Monday, June 28, 2004

PopMatters column

This blog is meant to work in conjunction with the column I just started writing for PopMatters about consumerism. I don't know how often I'll post to it, but it seems like a thing columnists ought to do. Presumably I'll come across things in my daily life as a serious contemplater of consumerism and feel a burning need to annotate them as soon as possible for whatever audience I have hubristically posited foy myself. I can't say I have ever had this experience before, but perhaps it is only a matter of time, now that I've broken the seal on this thing.

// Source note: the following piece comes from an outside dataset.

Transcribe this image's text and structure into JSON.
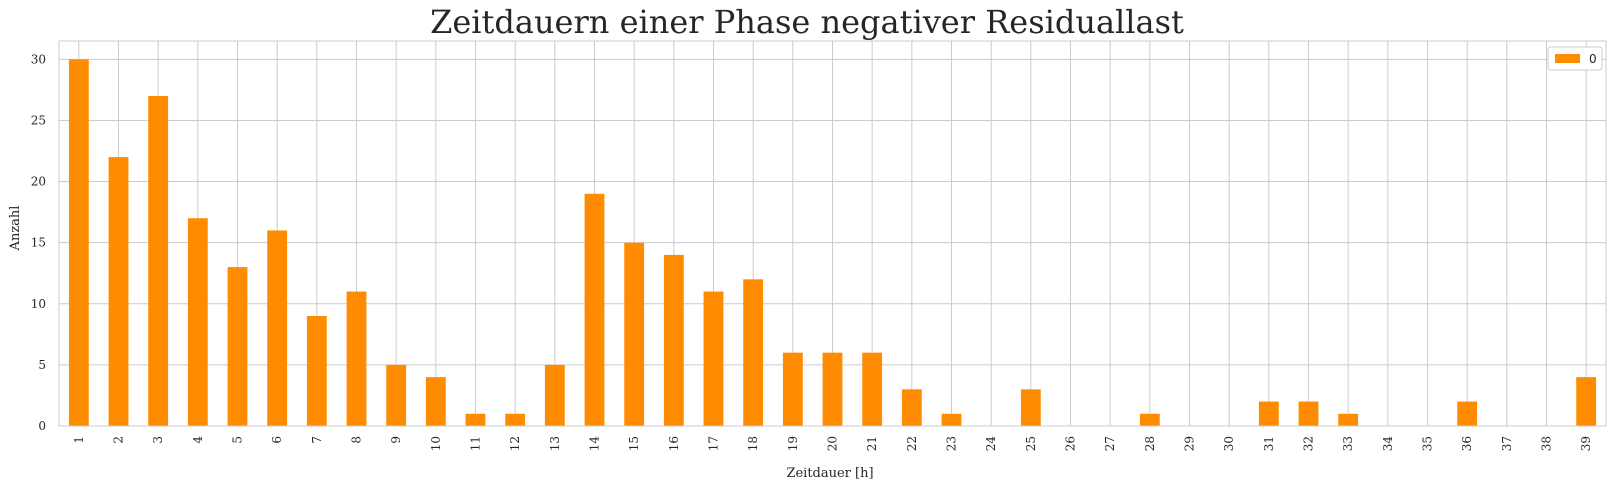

It seems like a place to log future column ideas as they occur to me, so I will know where to find them. For instance, there's the war on logic mounted by TV ads. I don't watch much TV outside of sports events, but the ads I see during them freak me out. I am convinced that advertisers have collectively stumbled upon a strategy that invovles breaking down the viewers use of logic by inserting as many non sequiturs as possible, figuring that once the viewer loses the power to reason, he'll be more susceptible to the irrational lures designed to get him to buy Ford trucks or light beer. The point must be convince you that illogicality is delightfully whimsical, much more fun than dreary old reasonability. And by purchasing whatever item the ad is pushing, you are able to bypass reason and head straight for that fun world of whimsey yourself. All and all, another example of America's characteristic and pervasive anti-intellectualism.